The right to possess a firearm is enshrined in the Second Amendment of the U.S. Constitution.
Still, Florida “red-flag” laws permit the issuance of risk protection orders that impede on this right and prohibit you from possessing a firearm. Sometimes, a red-flag order is issued, even if it is based on false or exaggerated claims.
Do red-flag laws violate the Second Amendment and is there any way to have one removed if it was unfairly imposed on you?
What is a risk protection order?
A risk protection order is an order of the court that allows police to temporarily remove firearms from your possession and prevent you from purchasing them. This order can last up to one year.
A risk protection order can only be obtained by a police officer or law enforcement agency. To obtain a risk protection order, the officer must be able to prove by clear and convincing evidence that you pose a significant danger of hurting either yourself or someone else if you are in possession of a firearm.
Risk protection orders often are imposed in family law situations involving allegations of domestic violence.
Do risk protection orders violate the Second Amendment?
You may wonder if a risk protection order violates your Second Amendment right to bear arms.
Recently, a federal law that prevents people who are under a domestic violence restraining order from possessing firearms has been struck down by the Fifth Circuit U.S. Court of Appeals.

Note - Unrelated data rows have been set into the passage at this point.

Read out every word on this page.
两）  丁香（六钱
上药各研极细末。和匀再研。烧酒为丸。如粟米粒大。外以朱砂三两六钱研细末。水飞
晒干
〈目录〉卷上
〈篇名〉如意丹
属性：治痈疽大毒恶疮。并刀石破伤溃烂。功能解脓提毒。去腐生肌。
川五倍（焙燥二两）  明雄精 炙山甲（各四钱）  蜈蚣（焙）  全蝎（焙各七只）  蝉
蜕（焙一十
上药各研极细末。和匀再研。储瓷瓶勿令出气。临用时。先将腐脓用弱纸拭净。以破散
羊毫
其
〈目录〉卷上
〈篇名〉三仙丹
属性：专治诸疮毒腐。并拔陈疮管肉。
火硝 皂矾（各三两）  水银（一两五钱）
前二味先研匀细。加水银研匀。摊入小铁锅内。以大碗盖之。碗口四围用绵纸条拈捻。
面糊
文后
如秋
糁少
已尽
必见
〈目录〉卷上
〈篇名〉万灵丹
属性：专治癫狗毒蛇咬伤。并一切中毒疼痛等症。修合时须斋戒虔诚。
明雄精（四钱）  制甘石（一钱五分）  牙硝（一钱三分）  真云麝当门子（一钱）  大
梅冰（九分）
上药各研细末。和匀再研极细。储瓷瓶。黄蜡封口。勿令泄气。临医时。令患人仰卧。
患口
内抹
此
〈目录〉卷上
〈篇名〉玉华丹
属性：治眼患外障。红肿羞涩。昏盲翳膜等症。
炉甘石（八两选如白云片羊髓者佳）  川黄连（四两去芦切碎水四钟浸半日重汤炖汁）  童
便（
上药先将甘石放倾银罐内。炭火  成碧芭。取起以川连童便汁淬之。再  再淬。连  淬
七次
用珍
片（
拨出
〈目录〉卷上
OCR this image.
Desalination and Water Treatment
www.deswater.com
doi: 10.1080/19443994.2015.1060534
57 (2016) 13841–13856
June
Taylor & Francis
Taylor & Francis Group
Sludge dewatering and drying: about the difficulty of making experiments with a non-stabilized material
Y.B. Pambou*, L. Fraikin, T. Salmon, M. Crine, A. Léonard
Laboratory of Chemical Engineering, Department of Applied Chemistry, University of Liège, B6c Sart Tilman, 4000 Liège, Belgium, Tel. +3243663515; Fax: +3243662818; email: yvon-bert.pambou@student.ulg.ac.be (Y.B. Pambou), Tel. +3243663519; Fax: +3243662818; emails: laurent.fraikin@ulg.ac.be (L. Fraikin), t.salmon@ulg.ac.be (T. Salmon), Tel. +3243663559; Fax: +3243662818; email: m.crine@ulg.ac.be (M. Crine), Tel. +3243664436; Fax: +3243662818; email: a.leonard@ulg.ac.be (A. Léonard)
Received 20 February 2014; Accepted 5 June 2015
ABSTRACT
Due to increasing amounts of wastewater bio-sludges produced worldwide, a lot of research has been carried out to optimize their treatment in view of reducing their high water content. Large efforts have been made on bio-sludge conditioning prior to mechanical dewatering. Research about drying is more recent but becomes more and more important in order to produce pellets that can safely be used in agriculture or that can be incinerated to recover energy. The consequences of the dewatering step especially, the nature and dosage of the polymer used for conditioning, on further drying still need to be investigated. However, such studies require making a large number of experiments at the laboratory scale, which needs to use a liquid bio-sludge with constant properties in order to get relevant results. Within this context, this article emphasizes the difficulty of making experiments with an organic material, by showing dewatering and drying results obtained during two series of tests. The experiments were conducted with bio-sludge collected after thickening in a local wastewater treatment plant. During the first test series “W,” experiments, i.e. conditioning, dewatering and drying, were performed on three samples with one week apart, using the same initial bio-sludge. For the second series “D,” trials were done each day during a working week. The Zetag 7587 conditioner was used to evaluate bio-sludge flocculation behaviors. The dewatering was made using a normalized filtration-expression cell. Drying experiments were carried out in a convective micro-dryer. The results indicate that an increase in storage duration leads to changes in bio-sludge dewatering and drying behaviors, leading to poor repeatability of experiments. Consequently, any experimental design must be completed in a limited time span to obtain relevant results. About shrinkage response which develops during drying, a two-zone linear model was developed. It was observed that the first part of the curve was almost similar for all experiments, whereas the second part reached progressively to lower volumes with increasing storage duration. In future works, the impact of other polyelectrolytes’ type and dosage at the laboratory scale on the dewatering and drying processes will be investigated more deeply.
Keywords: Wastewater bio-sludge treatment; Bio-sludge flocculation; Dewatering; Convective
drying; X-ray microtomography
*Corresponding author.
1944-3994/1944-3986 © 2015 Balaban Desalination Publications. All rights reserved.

However, this ruling only applies to the three states that fall under the Fifth Circuit. Still, it could serve as the basis for cases in other states, including Florida, that argue that red-flag laws like these violate the Second Amendment.
In the meantime…
While the question of the constitutionality of red-flag laws is in limbo in most states, in the meantime, it may be possible to have your risk protection order in Florida vacated. To do so, you must file a motion to dismiss and request a hearing.
To prevail at such a hearing, you must be able to show through clear and convincing evidence that you do not pose a significant danger to yourself or others if you have a firearm in your possession. If the order is vacated, it is no longer effective, and you may be able to possess a firearm again.